Two Penn State botanists have received a grant from Pennsylvania to study wild ginseng population genetics, morphology and human influence through seed planting in the state.
Eric Burkhart, associate teaching professor in the Department of Ecosystem Science and Management in the College of Agricultural Sciences, and Sarah Nilson, assistant professor of biology at Penn State Beaver, are receiving $45,000 from the Pennsylvania Department of Conservation and Natural Resources to learn how wild Pennsylvania’s “wild” ginseng really is. The funding comes through the department’s Wild Resources Conservation Program.
Ginseng roots like these cultivated in a Pennsylvania forest are commonly touted for their antioxidant and anti-inflammatory effects. Some believe they can also help regulate blood sugar levels, have benefits for some cancers, strengthen the immune system as well as providing other health benefits. As such, they are in great demand.
Director of Appalachian botany and ethnobotany at Penn State’s Shaver’s Creek Environmental Center, Burkhart has conducted research on American ginseng in the Northeast for more than a decade. The plant, Panax quinquefolius, is one of the most popular native, nontimber forest products in Pennsylvania.
An average of 1,000 pounds of roots are reported on ginseng buyer transaction forms each year, equivalent to 200,000 plants harvested. In collaboration with the Pennsylvania Bureau of Forestry, Burkhart and colleagues have used an annual ginseng seller survey instrument since 2012 to document the contributions of public ginseng planting efforts to the “wild” harvest in Pennsylvania as part of an overall conservation strategy.
“On average, 30% of survey respondents report selling ginseng that they grew from seed or transplants as ‘wild,'” Burkhart said. “We will collaborate to conduct a two-year, interdisciplinary project that will inform management and conservation of American ginseng within the commonwealth. Our work should reveal how wild Pennsylvania wild ginseng populations really are.”
The Penn State study will use already identified and tested microsatellite markers to examine genetic diversity within and among 30 American ginseng populations known to occur on public and private lands throughout Pennsylvania with different cultivation histories. Burkhart’s team will use these markers to examine the genetic structure of the Pennsylvania ginseng population and to determine the level of introgression of cultivated ginseng stock into wild populations.
Many ginseng collectors plant seeds like these in forests. Researchers will work with Pennsylvania ginseng forest farmers to understand what happens over time when cultivated stock “naturalizes” on forestlands and to develop best practices for introducing commercially available planting stock in forested areas.

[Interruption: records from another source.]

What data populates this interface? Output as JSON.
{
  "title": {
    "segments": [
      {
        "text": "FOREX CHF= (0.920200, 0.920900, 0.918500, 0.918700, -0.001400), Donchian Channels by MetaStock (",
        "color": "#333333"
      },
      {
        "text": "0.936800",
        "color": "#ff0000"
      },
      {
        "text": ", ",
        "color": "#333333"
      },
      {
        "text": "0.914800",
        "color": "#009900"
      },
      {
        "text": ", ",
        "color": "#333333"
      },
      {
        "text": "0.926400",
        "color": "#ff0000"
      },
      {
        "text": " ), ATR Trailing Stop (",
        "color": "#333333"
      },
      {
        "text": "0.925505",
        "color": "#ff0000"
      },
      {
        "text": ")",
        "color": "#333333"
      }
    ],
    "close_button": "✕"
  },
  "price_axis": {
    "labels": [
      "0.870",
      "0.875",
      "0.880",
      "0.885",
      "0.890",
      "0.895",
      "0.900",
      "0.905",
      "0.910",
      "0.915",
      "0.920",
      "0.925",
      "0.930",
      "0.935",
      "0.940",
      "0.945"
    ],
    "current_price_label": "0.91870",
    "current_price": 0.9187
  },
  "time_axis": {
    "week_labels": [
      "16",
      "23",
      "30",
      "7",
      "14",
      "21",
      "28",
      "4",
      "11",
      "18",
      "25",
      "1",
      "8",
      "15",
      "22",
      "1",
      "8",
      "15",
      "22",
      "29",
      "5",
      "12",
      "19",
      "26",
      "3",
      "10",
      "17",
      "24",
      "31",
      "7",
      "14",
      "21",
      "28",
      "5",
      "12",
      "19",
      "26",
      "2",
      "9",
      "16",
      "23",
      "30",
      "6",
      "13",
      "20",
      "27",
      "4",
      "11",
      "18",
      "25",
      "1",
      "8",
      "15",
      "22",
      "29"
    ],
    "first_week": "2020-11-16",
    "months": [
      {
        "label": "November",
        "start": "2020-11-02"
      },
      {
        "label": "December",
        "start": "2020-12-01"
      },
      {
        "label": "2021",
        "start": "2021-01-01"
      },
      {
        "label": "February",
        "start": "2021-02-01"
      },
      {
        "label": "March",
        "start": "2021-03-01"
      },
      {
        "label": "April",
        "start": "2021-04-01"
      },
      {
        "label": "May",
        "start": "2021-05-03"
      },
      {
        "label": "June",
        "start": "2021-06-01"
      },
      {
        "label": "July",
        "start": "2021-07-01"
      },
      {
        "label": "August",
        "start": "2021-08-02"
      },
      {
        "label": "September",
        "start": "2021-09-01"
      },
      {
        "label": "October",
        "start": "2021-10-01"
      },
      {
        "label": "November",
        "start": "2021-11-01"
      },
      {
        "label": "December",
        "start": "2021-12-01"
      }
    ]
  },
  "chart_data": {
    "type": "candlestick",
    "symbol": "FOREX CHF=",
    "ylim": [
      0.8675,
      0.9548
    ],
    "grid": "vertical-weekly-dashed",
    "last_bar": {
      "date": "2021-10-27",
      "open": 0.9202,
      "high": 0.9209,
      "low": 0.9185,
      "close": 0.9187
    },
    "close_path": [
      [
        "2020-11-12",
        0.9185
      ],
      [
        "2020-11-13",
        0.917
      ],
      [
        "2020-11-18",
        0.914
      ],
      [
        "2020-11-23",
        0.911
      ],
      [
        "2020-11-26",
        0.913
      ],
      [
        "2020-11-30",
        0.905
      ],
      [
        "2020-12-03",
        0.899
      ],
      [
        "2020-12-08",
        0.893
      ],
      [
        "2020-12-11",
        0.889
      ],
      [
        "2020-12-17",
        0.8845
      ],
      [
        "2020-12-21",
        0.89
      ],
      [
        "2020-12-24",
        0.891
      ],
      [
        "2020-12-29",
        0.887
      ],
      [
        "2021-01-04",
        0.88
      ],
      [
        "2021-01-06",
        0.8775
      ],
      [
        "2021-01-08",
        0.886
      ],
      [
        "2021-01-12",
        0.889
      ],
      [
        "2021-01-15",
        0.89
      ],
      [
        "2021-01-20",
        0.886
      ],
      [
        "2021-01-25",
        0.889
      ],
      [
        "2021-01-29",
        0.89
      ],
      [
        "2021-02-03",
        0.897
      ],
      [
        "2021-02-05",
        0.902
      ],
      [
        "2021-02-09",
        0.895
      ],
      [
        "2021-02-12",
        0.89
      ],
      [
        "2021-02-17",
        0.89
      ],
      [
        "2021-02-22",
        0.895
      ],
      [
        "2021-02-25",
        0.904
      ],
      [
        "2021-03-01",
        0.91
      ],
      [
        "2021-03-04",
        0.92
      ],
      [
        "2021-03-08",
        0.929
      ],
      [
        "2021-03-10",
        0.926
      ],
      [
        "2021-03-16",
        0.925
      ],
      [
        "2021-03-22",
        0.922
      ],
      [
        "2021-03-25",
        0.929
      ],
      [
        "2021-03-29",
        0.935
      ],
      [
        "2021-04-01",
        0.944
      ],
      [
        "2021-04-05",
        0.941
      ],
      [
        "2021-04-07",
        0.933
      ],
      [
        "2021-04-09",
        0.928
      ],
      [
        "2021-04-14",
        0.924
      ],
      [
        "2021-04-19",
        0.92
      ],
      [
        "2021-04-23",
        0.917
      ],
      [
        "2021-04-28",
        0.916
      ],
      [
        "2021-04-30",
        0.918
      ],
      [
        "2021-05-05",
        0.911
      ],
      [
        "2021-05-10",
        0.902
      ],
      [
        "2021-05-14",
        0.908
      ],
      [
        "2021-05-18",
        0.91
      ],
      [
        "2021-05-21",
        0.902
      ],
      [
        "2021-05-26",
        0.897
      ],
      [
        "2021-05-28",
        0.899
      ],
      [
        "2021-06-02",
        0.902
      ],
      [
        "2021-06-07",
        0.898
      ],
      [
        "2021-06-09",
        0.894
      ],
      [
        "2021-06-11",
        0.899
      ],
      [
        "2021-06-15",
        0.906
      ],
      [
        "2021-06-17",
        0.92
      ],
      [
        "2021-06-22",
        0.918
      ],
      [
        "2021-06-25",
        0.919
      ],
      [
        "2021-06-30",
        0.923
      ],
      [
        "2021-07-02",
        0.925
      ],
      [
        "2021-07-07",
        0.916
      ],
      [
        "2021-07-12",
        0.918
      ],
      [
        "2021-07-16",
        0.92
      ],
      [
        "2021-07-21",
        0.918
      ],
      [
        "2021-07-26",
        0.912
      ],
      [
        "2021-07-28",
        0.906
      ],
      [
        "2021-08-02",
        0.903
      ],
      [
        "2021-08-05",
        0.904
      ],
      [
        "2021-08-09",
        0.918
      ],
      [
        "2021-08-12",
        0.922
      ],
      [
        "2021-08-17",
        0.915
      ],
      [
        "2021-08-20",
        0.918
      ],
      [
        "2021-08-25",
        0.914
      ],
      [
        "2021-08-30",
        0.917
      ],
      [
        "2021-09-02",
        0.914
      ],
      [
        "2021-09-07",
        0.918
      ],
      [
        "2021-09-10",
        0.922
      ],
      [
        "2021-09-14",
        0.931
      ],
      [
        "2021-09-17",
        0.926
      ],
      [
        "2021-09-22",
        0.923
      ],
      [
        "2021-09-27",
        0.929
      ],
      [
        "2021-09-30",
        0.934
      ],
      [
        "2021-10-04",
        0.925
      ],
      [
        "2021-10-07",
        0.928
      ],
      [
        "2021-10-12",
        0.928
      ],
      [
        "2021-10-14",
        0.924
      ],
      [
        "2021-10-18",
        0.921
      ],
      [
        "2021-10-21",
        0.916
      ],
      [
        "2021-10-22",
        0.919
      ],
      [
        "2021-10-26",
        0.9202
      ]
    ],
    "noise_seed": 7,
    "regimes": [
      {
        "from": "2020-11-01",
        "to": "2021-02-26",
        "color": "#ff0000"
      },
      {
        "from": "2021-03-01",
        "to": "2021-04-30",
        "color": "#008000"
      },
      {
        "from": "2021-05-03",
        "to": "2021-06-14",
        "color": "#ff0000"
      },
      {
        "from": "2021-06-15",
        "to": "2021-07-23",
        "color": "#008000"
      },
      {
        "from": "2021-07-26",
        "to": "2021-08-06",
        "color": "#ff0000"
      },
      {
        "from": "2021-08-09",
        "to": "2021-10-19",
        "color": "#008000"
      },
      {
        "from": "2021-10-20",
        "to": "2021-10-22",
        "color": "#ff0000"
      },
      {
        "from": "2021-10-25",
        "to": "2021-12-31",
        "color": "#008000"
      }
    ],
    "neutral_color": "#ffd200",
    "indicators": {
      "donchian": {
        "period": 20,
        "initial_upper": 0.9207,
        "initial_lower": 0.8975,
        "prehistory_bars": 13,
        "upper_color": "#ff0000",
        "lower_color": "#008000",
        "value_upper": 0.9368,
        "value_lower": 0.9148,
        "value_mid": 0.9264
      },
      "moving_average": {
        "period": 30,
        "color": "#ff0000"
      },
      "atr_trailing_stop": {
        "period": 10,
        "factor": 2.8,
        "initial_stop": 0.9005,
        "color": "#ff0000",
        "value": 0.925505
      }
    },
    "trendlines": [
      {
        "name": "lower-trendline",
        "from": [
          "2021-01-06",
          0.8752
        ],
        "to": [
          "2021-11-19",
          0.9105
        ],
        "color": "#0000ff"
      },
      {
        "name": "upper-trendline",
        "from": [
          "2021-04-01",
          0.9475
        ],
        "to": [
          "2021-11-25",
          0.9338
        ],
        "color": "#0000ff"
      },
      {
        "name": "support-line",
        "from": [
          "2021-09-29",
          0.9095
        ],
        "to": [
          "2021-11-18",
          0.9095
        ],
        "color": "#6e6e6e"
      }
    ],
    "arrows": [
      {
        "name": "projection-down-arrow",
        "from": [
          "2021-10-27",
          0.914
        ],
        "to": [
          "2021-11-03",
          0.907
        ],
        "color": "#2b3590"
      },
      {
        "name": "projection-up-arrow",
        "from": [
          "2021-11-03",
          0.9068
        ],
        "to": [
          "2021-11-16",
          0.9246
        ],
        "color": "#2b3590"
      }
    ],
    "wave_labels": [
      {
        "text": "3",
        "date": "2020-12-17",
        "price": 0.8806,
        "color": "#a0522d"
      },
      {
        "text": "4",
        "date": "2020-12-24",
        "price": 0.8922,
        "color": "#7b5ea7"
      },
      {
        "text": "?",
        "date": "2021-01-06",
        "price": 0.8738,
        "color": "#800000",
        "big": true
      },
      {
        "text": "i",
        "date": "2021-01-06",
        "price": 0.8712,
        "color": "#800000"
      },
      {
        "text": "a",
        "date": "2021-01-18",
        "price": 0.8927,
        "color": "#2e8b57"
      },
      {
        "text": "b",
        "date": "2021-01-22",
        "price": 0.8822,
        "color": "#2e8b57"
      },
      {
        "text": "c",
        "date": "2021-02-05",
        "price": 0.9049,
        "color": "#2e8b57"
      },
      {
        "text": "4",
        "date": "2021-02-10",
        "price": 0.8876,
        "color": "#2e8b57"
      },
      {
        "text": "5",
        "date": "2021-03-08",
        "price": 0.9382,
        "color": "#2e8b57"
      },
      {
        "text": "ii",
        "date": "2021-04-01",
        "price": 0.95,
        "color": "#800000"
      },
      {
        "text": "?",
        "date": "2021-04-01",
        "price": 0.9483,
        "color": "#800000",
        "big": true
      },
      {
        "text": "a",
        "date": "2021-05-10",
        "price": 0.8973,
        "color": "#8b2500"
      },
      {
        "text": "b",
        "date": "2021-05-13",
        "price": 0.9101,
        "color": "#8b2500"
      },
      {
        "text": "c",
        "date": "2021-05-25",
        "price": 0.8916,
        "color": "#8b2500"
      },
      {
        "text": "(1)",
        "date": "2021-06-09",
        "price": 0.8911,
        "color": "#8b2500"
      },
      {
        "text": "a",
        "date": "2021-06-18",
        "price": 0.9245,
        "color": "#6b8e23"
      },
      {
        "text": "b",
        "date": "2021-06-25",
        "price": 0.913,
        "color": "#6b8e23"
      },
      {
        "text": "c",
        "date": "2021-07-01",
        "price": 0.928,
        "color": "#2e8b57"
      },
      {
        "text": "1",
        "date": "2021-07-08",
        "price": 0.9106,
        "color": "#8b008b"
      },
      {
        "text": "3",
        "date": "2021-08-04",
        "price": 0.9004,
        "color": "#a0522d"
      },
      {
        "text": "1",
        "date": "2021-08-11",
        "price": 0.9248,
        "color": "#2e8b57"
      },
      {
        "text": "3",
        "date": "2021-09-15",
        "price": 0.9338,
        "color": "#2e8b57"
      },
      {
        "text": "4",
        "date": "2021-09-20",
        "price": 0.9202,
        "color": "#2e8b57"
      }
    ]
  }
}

The team also will work with Pennsylvania ginseng forest farmers to understand what happens over time when cultivated stock “naturalizes” on forestlands and to develop best practices for introducing commercially available planting stock in forested areas, while conserving remaining genetic diversity and uniqueness in existing wild populations.
“Our team also will analyze plant vouchers and digitized herbarium specimens to investigate variation in leaf, stem and seed morphology in wild and introduced or cultivated populations,” Burkhart said. “That will allow us to see if we can identify any traits that could be used in the field to help determine cultivated lineages of genetic materials in forested environments.”
Finally, the team will continue its annual mail-based surveys of ginseng sellers begun in 2012, funded by the Wild Resources Conservation Program, for two more years to continue to inform the Bureau of Forestry about public involvement in ginseng planting and husbandry within Pennsylvania, and to assist with interpretation of trade harvest data and trends.